Since the Employment Act of 1946 began shifting more actual responsibility for managing the economy from the Congress to the president, 12 men have served in that office. Of the 12, six were naval officers; three held law degrees; three ran businesses before becoming president; one never went to college; and only one had a MBA.
Now, two candidates for the Republican nomination, Herman Cain and Mitt Romney, hope to extend that list of businessmen turned president of the United States by at least one in November 2012. Their task will be to persuade America that a person who has run a business should be given the chance to help manage the economy.
If history is any indication, their task will be a tough one. Although the United States has never had a president whose credentials included being the chief executive officer of a Fortune 500 company, three of the aforementioned dozen — Harry S Truman, Jimmy Carter, and George W. Bush — had experience as businessmen.
Unfortunately for those three, their business pedigrees could not overcome the sub-par economic growth they experienced during their tenures as president.
Using data from the Bureau of Economic Analysis to rate the 12 and the current president on annual growth in gross domestic product, we find the former executive of a Texas oil firm and general manager of the Texas rangers, George W. Bush, polling at No. 9. The economy grew at approximately 2.07% while Bush, the only president to hold an MBA, was in office.
The haberdasher from Missouri, Harry S Truman, polls at No. 10. The buck definitely stopped at Truman’s desk, with the economy growing at an anemic annual rate of 1.43% during his eight years in office.
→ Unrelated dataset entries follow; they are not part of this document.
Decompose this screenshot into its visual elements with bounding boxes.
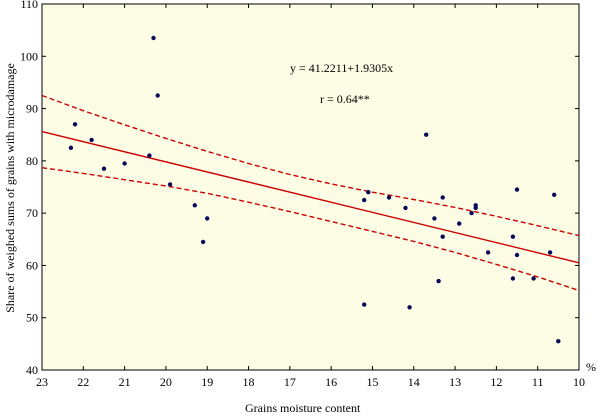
data-point [547, 250, 553, 255]
x-tick-label: 11 [532, 375, 544, 389]
data-point [440, 234, 445, 239]
regression-line-group [41, 130, 580, 264]
y-tick-label: 50 [26, 311, 38, 325]
x-tick-label: 14 [408, 375, 420, 389]
confidence-bands [41, 94, 580, 292]
data-point [366, 190, 371, 195]
correlation-label: r = 0.64** [320, 92, 370, 106]
x-tick-label: 12 [490, 375, 502, 389]
data-point [68, 145, 74, 150]
data-point [556, 339, 561, 344]
data-point [89, 137, 94, 143]
data-point [510, 276, 516, 281]
data-points [68, 35, 561, 344]
x-tick-label: 13 [449, 375, 461, 389]
x-tick-label: 21 [119, 375, 131, 389]
x-axis-title: Grains moisture content [245, 401, 361, 415]
x-tick-label: 22 [77, 375, 89, 389]
y-tick-label: 80 [26, 154, 38, 168]
x-tick-label: 18 [243, 375, 255, 389]
data-point [122, 161, 127, 166]
data-point [72, 122, 78, 127]
x-tick-label: 16 [325, 375, 337, 389]
data-point [531, 276, 536, 281]
x-tick-label: 20 [160, 375, 172, 389]
data-point [155, 93, 160, 98]
x-tick-label: 23 [36, 375, 48, 389]
y-tick-label: 70 [26, 206, 38, 220]
data-point [552, 192, 557, 197]
data-point [205, 216, 210, 221]
y-tick-label: 40 [26, 363, 38, 377]
data-point [432, 216, 437, 221]
x-axis-unit: % [586, 360, 596, 374]
data-point [436, 278, 441, 284]
axis-ticks: 23 22 21 20 19 18 17 16 15 14 13 12 11 10 40 50 60 70 80 90… [20, 0, 585, 389]
x-tick-label: 10 [573, 375, 585, 389]
data-point [101, 166, 107, 171]
data-point [362, 302, 367, 307]
y-tick-label: 90 [26, 102, 38, 116]
data-point [469, 210, 474, 216]
data-point [457, 221, 462, 226]
data-point [192, 203, 197, 208]
regression-line [41, 130, 580, 264]
data-point [485, 250, 491, 255]
data-point [403, 205, 408, 211]
confidence-lower-line [41, 167, 580, 292]
data-point [473, 203, 478, 208]
confidence-upper-line [41, 94, 580, 237]
data-point [167, 182, 173, 187]
x-tick-label: 19 [201, 375, 213, 389]
y-axis-title: Share of weighed sums of grains with mic… [3, 63, 17, 313]
plot-area [41, 3, 580, 371]
x-tick-label: 17 [284, 375, 296, 389]
data-point [440, 195, 445, 200]
data-point [407, 305, 412, 310]
y-tick-label: 110 [20, 0, 38, 11]
data-point [424, 132, 429, 137]
data-point [147, 153, 152, 158]
data-point [200, 239, 206, 245]
data-point [510, 234, 516, 239]
x-tick-label: 15 [366, 375, 378, 389]
data-point [362, 197, 367, 203]
y-tick-label: 60 [26, 258, 38, 272]
data-point [514, 252, 520, 258]
y-tick-label: 100 [20, 49, 38, 63]
data-point [514, 187, 520, 192]
data-point [386, 195, 392, 200]
data-point [151, 35, 156, 41]
regression-equation: y = 41.2211+1.9305x [290, 61, 393, 75]
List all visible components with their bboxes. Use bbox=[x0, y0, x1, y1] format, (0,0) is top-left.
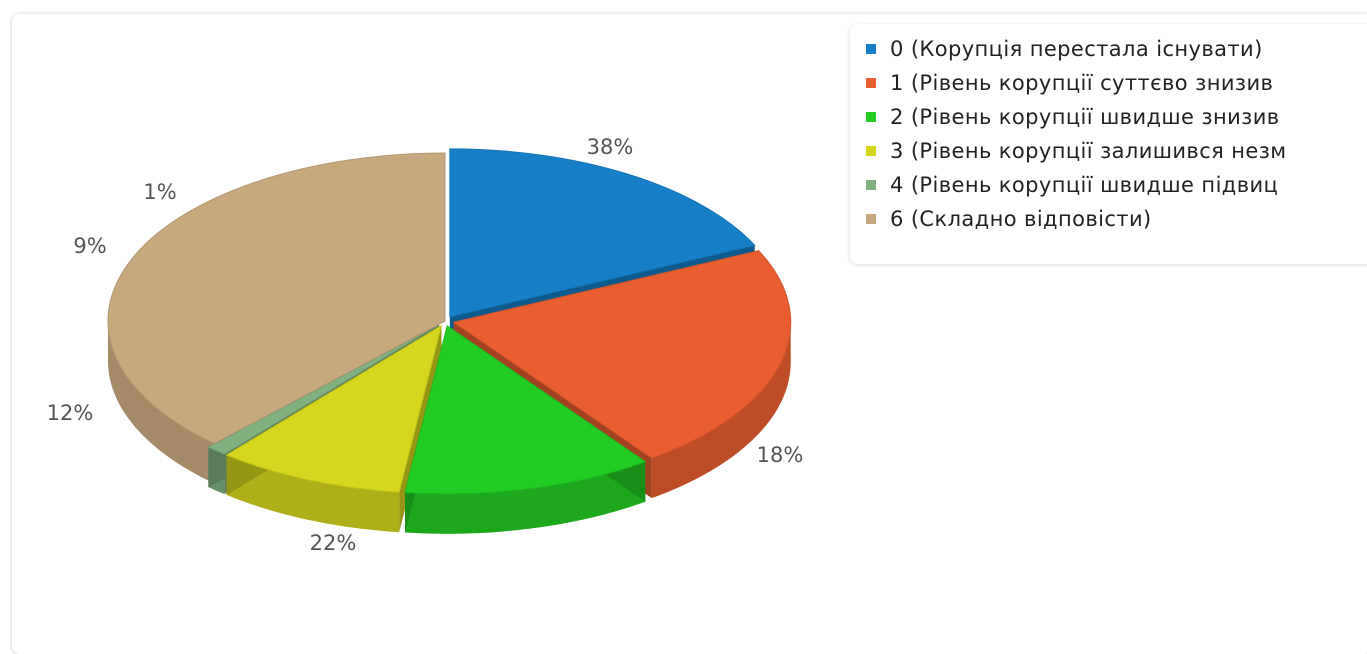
legend-swatch bbox=[866, 146, 876, 156]
pie-slice-2[interactable] bbox=[404, 324, 647, 495]
legend-list: 0 (Корупція перестала існувати) 1 (Рівень… bbox=[850, 24, 1367, 236]
legend-item[interactable]: 4 (Рівень корупції швидше підвиц bbox=[866, 168, 1367, 202]
pie-chart: 18% 22% 12% 9% 1% 38% bbox=[47, 135, 804, 555]
legend-label: 1 (Рівень корупції суттєво знизив bbox=[890, 71, 1274, 95]
slice-label-1: 22% bbox=[310, 531, 357, 555]
pie-slice-side-5 bbox=[108, 321, 215, 484]
legend-swatch bbox=[866, 214, 876, 224]
legend-item[interactable]: 1 (Рівень корупції суттєво знизив bbox=[866, 66, 1367, 100]
legend-label: 6 (Складно відповісти) bbox=[890, 207, 1152, 231]
legend-item[interactable]: 0 (Корупція перестала існувати) bbox=[866, 32, 1367, 66]
pie-slice-side-2 bbox=[405, 461, 646, 534]
pie-slice-3[interactable] bbox=[225, 324, 443, 493]
legend-swatch bbox=[866, 112, 876, 122]
slice-label-0: 18% bbox=[757, 443, 804, 467]
legend-label: 3 (Рівень корупції залишився незм bbox=[890, 139, 1287, 163]
legend-swatch bbox=[866, 44, 876, 54]
pie-slice-side-3 bbox=[226, 454, 400, 533]
legend-label: 4 (Рівень корупції швидше підвиц bbox=[890, 173, 1279, 197]
pie-slice-5[interactable] bbox=[107, 152, 446, 445]
pie-slice-4[interactable] bbox=[207, 324, 440, 455]
legend-swatch bbox=[866, 180, 876, 190]
pie-slice-0[interactable] bbox=[449, 148, 756, 318]
legend-item[interactable]: 6 (Складно відповісти) bbox=[866, 202, 1367, 236]
legend-label: 0 (Корупція перестала існувати) bbox=[890, 37, 1263, 61]
slice-label-5: 38% bbox=[587, 135, 634, 159]
pie-layer bbox=[107, 148, 792, 534]
legend-item[interactable]: 3 (Рівень корупції залишився незм bbox=[866, 134, 1367, 168]
slice-label-4: 1% bbox=[143, 180, 176, 204]
slice-label-3: 9% bbox=[73, 234, 106, 258]
legend-label: 2 (Рівень корупції швидше знизив bbox=[890, 105, 1280, 129]
legend-swatch bbox=[866, 78, 876, 88]
slice-label-2: 12% bbox=[47, 401, 94, 425]
legend-item[interactable]: 2 (Рівень корупції швидше знизив bbox=[866, 100, 1367, 134]
pie-slice-side-1 bbox=[651, 322, 791, 499]
pie-slice-1[interactable] bbox=[452, 250, 792, 459]
legend: 0 (Корупція перестала існувати) 1 (Рівень… bbox=[850, 24, 1367, 264]
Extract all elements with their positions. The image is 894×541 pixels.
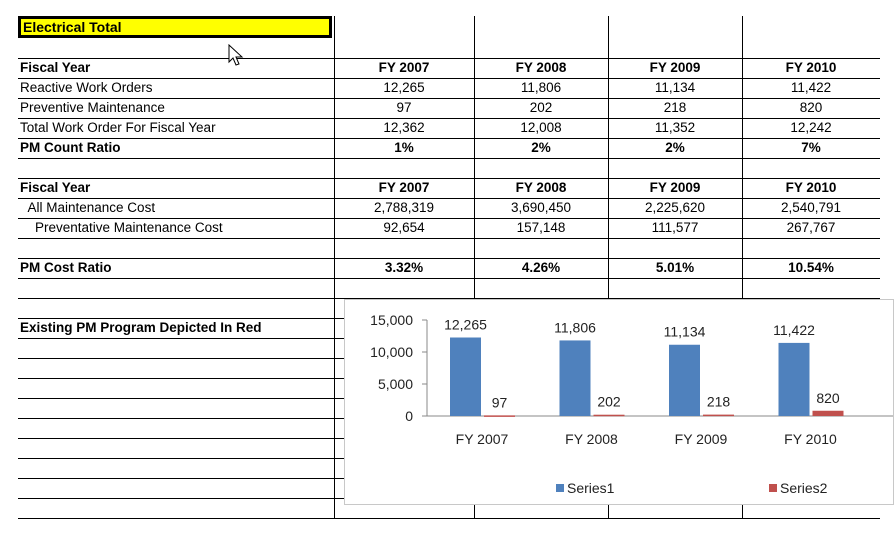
bar-chart-svg: 15,000 10,000 5,000 0 12,265 97 FY 2007 11,806 2… bbox=[370, 312, 893, 496]
legend-swatch bbox=[556, 484, 564, 492]
value-cell[interactable]: 11,422 bbox=[790, 80, 832, 95]
legend-label: Series1 bbox=[567, 480, 615, 496]
value-cell[interactable]: 820 bbox=[799, 100, 823, 115]
value-cell[interactable]: 267,767 bbox=[786, 220, 836, 235]
y-tick-label: 15,000 bbox=[370, 312, 413, 328]
ratio-value-cell[interactable]: 3.32% bbox=[384, 260, 424, 275]
value-cell[interactable]: 2,788,319 bbox=[373, 200, 435, 215]
row-label[interactable]: Total Work Order For Fiscal Year bbox=[20, 120, 216, 135]
value-cell[interactable]: 202 bbox=[529, 100, 553, 115]
ratio-value-cell[interactable]: 1% bbox=[394, 140, 414, 155]
ratio-value-cell[interactable]: 2% bbox=[531, 140, 551, 155]
table-row bbox=[18, 278, 880, 299]
series1-data-label: 11,806 bbox=[554, 319, 596, 335]
legend-label: Series2 bbox=[780, 480, 828, 496]
table-row bbox=[18, 158, 880, 179]
chart-caption[interactable]: Existing PM Program Depicted In Red bbox=[20, 320, 262, 335]
series1-data-label: 12,265 bbox=[444, 317, 487, 333]
column-divider bbox=[742, 16, 743, 519]
table-row: Preventative Maintenance Cost 92,654 157,1… bbox=[18, 218, 880, 239]
ratio-value-cell[interactable]: 10.54% bbox=[788, 260, 834, 275]
value-cell[interactable]: 3,690,450 bbox=[510, 200, 572, 215]
fiscal-year-header[interactable]: Fiscal Year bbox=[20, 180, 91, 195]
value-cell[interactable]: 97 bbox=[396, 100, 412, 115]
year-header-cell[interactable]: FY 2010 bbox=[785, 60, 837, 75]
sheet-title: Electrical Total bbox=[23, 19, 122, 35]
table-row: Preventive Maintenance 97 202 218 820 bbox=[18, 98, 880, 119]
series1-bar bbox=[778, 342, 810, 416]
series2-data-label: 97 bbox=[492, 394, 508, 410]
x-tick-label: FY 2007 bbox=[456, 431, 509, 447]
series2-data-label: 202 bbox=[597, 394, 621, 410]
series2-data-label: 218 bbox=[707, 394, 731, 410]
series1-data-label: 11,134 bbox=[664, 324, 706, 340]
value-cell[interactable]: 11,806 bbox=[520, 80, 562, 95]
table-row: Reactive Work Orders 12,265 11,806 11,134 11… bbox=[18, 78, 880, 99]
ratio-label[interactable]: PM Cost Ratio bbox=[20, 260, 112, 275]
value-cell[interactable]: 111,577 bbox=[651, 220, 699, 235]
row-label[interactable]: All Maintenance Cost bbox=[20, 200, 156, 215]
series1-bar bbox=[559, 340, 591, 416]
y-tick-label: 5,000 bbox=[378, 376, 413, 392]
value-cell[interactable]: 12,362 bbox=[383, 120, 425, 135]
table-row: Total Work Order For Fiscal Year 12,362 12… bbox=[18, 118, 880, 139]
table-row: Fiscal Year FY 2007 FY 2008 FY 2009 FY 2010 bbox=[18, 178, 880, 199]
ratio-value-cell[interactable]: 2% bbox=[665, 140, 685, 155]
table-row bbox=[18, 38, 880, 59]
series2-bar bbox=[593, 414, 625, 417]
year-header-cell[interactable]: FY 2009 bbox=[649, 60, 701, 75]
series2-bar bbox=[703, 414, 734, 417]
row-label[interactable]: Reactive Work Orders bbox=[20, 80, 153, 95]
value-cell[interactable]: 2,540,791 bbox=[780, 200, 842, 215]
table-row bbox=[18, 238, 880, 259]
x-tick-label: FY 2010 bbox=[784, 431, 837, 447]
series2-bar bbox=[812, 410, 844, 416]
table-row: PM Cost Ratio 3.32% 4.26% 5.01% 10.54% bbox=[18, 258, 880, 279]
series1-data-label: 11,422 bbox=[773, 322, 815, 338]
value-cell[interactable]: 12,008 bbox=[520, 120, 562, 135]
series1-bar bbox=[450, 337, 481, 416]
sheet-title-cell[interactable]: Electrical Total bbox=[18, 16, 332, 38]
x-tick-label: FY 2009 bbox=[675, 431, 728, 447]
ratio-value-cell[interactable]: 7% bbox=[801, 140, 821, 155]
fiscal-year-header[interactable]: Fiscal Year bbox=[20, 60, 91, 75]
value-cell[interactable]: 2,225,620 bbox=[644, 200, 706, 215]
value-cell[interactable]: 11,134 bbox=[654, 80, 696, 95]
value-cell[interactable]: 92,654 bbox=[383, 220, 425, 235]
legend-swatch bbox=[769, 484, 777, 492]
ratio-label[interactable]: PM Count Ratio bbox=[20, 140, 121, 155]
row-label[interactable]: Preventative Maintenance Cost bbox=[20, 220, 223, 235]
year-header-cell[interactable]: FY 2010 bbox=[785, 180, 837, 195]
x-tick-label: FY 2008 bbox=[565, 431, 618, 447]
value-cell[interactable]: 12,265 bbox=[383, 80, 425, 95]
year-header-cell[interactable]: FY 2007 bbox=[378, 180, 430, 195]
value-cell[interactable]: 218 bbox=[663, 100, 687, 115]
year-header-cell[interactable]: FY 2009 bbox=[649, 180, 701, 195]
y-tick-label: 10,000 bbox=[370, 344, 413, 360]
row-label[interactable]: Preventive Maintenance bbox=[20, 100, 165, 115]
ratio-value-cell[interactable]: 5.01% bbox=[655, 260, 695, 275]
table-row: PM Count Ratio 1% 2% 2% 7% bbox=[18, 138, 880, 159]
table-row: Fiscal Year FY 2007 FY 2008 FY 2009 FY 2010 bbox=[18, 58, 880, 79]
bar-chart[interactable]: 15,000 10,000 5,000 0 12,265 97 FY 2007 11,806 2… bbox=[344, 299, 894, 505]
mouse-cursor-icon bbox=[228, 44, 244, 66]
year-header-cell[interactable]: FY 2007 bbox=[378, 60, 430, 75]
series2-data-label: 820 bbox=[816, 390, 840, 406]
year-header-cell[interactable]: FY 2008 bbox=[515, 180, 567, 195]
value-cell[interactable]: 12,242 bbox=[790, 120, 832, 135]
table-row bbox=[18, 498, 880, 519]
value-cell[interactable]: 11,352 bbox=[654, 120, 696, 135]
ratio-value-cell[interactable]: 4.26% bbox=[521, 260, 561, 275]
column-divider bbox=[474, 16, 475, 519]
table-row: All Maintenance Cost 2,788,319 3,690,450 2,… bbox=[18, 198, 880, 219]
column-divider bbox=[334, 16, 335, 519]
value-cell[interactable]: 157,148 bbox=[516, 220, 566, 235]
year-header-cell[interactable]: FY 2008 bbox=[515, 60, 567, 75]
series1-bar bbox=[669, 344, 700, 416]
y-tick-label: 0 bbox=[405, 408, 413, 424]
series2-bar bbox=[484, 415, 515, 417]
column-divider bbox=[608, 16, 609, 519]
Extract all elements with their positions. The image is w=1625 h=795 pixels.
At least old “Give ‘em Hell” Harry dressed well.
The peanut farmer from South Georgia, Jimmy Carter, took over the family’s agricultural business after his father died. The economy grew at a weak 2.14% per year during Carter’s presidency.
On the flipside, Bill Clinton, whose presidency is lauded by many Democrats as that great shining economic sea that America should sail back to, came in at No. 2 with a very respectable annual growth rate of 3.96%.
John F. Kennedy, who conservatives credit for instituting business tax cuts that spurred economic growth in the 1960s, polled at No. 3 with an annual growth rate of 3.56% during his almost three years of Camelot.
The Great Communicator, Ronald Reagan, who is much revered by conservatives for pushing tax cuts (even though he eventually proposed raising taxes 11 times) polled at No. 4 with an annual growth rate of 3.40%.
None of the top performers had business degrees. While Reagan had an economics degree, Dutch studied the dismal science when classical liberalism’s laissez faire was still the dominant school of thought. The idea of fiscal policy was nearly non-existent during Reagan’s school years, even though he made much use of fiscal policy during his presidency.
Ironically, if we were to rely on any facet of work record to forecast performance on the economy, it would be a president’s military record. Nine of the 12 presidents had active duty military experience, with six of them (Lyndon Johnson, Kennedy, Gerald Ford, Richard Nixon, Carter, and George H.W. Bush) being naval officers.
Five of the six naval officers had annual growth rates exceeding 2%. Truman, who saw combat as an Army captain in World War I, and George H.W. Bush, a naval aviator during World War II, were the only former active duty military officers who saw annual growth rates below 2%.
Here are our poll standings, with annual GDP growth rates:
1. Lyndon B. Johnson — 4.37%
2. Bill Clinton — 3.96%
3. John F. Kennedy — 3.56%
4. Ronald Reagan — 3.40%
5. Gerald Ford — 2.68%
6. Dwight Eisenhower — 2.58%
7. Richard M. Nixon — 2.46%
8. Jimmy Carter — 2.14%
9. George W. Bush — 2.07%
10. Harry S Truman — 1.43%
11. Barack Obama — 1.43%
12. George H.W. Bush — 1.27%
So, it appears that unless Cain and Romney can tout active duty military service, we should expect a bit of sub-par performance from these two business executives as well.